As the enterprise network becomes more intimately part of its business – for example, controlling logistics – then the ability to collect, transport and compute can become a service, Parker explains.

“The collection of data can be done by the enterprise, or naturally by the telco – it’s an extension of their existing architecture,” he says. “If you collect data in one country, and your data centre is in other country, the laws must be managed. If the telco can manage this, and understand that the data has to be managed appropriately, that is of extreme value.”

If the business model is in place – Parker picks out logistics as a candidate, where the benefit of M2M-driven analytics is “a huge industry with hundreds of billions of dollars of potential” – the carrier can partner externally to win business. But it will also have to manage relationships internally: if wholesale is no longer the focus, how do you motivate the wholesale specialists who helped build the business?

At Level 3, for example, Christie accepts that maintaining wholesale and enterprise sales together in the same unit is a source of two types of conflict: internally, between units that are managed for cash (predominantly wholesale) and those that are managed for growth; but also externally, as Level 3’s wholesale carrier customers try to compete for the same enterprise accounts.

Managing internal channel conflict is a challenge that carriers have been faced with as long as there has been enterprise demand. In 2015 and beyond, the rewards for success are greater.

Building a strong enterprise business isn't just about diversification. Perhaps it is the way that carriers can use their networks to build sustainable, profitable growth when wholesale profits are too often traded away in this truly global market with a nearly perfect flow of information.



Bob Fletcher, now lead of worldwide sales at Dyn Research, worked for many years at Renesys before it was acquired by Dyn in 2014. Now his colleagues’ analytic skills are used to motivate business opportunities.

“We see an evolution in enterprise sales. In the first steps, the enterprise is a group of people in a basement: you call the phone company because you need an internet presence. The same applies in the cloud. When you move out of the basement and you get an autonomous system, you have some level of independence in who you buy from, and you can buy from several people at once. As you go from a small professional company to one that’s a bit bigger, you get multiple providers: different connections with a lot of upstreams to provide resiliency. On the cloud side, you might have a direct connection and high-performance Anycast DNS: so all your web pages perform well.”

Large multinationals, he says, start to look more like a service provider with multiple providers linked into them, some direct peering, multiple data centres and Anycast capability.
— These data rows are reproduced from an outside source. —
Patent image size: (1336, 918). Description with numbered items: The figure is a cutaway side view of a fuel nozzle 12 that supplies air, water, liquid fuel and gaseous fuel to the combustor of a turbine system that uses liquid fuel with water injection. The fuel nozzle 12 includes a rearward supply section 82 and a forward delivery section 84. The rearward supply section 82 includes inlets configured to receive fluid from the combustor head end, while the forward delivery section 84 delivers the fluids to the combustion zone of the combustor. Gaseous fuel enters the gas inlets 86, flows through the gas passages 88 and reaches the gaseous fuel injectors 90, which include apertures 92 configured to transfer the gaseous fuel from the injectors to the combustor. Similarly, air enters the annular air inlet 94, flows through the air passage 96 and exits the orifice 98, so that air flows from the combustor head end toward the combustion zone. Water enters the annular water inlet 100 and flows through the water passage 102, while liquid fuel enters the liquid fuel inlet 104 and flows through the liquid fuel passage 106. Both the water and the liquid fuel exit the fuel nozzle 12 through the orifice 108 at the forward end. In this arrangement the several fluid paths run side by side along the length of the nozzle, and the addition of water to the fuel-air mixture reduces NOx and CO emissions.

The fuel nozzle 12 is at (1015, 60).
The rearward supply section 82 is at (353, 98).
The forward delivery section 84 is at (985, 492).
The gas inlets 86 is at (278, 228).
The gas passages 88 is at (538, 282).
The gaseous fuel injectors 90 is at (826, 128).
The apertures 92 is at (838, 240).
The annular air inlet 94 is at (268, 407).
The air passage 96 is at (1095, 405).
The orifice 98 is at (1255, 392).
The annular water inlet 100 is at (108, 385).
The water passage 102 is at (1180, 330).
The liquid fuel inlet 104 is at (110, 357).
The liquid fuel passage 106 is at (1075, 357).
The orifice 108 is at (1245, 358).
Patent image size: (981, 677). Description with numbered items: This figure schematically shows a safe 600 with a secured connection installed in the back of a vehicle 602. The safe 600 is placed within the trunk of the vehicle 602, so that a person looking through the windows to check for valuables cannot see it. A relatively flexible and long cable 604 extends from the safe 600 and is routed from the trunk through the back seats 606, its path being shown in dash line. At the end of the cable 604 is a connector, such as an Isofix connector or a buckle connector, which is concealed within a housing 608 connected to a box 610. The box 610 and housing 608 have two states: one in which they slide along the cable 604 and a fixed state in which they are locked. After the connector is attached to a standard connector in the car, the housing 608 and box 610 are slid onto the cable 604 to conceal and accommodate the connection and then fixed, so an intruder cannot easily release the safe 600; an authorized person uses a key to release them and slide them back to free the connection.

Managing those transitions is an enterprise-focussed telco’s core skill, he argues, because it protects the enterprise from unexpected risks.

“The network engineers in the enterprise all understand this. But the people in the business don’t think about it. The problem I had with one enterprise was that the engineering guys knew what they needed, and the purchasing guys had compensation based on saving money compared to last year. They had diametrically opposed goals, and brought me in to referee it. You have to transition out of the nuts and bolts and speak to someone with management responsibility. Lower in the organisation you can talk about metrics, but [for this] you need someone who can speak to the C-suite.”

Dyn Research’s visualisations are effective tools in making the conversation relevant to enterprise management. An example (see images below): Fletcher’s research produces comparable maps of internet posture, in this case comparing BA and Virgin Atlantic: “As an enterprise customer you don’t need to know all the speeds and feeds: you need to know if your nearest competitor is better than you,” Fletcher says.

“In this case BA has a more sophisticated posture than Virgin Atlantic. That’s a competitive advantage. When you’re making changes to a BA reservation, you’re more likely to have a satisfactory experience. The guys at BA don’t need to care about how many routers they have - they care about the customer experience.”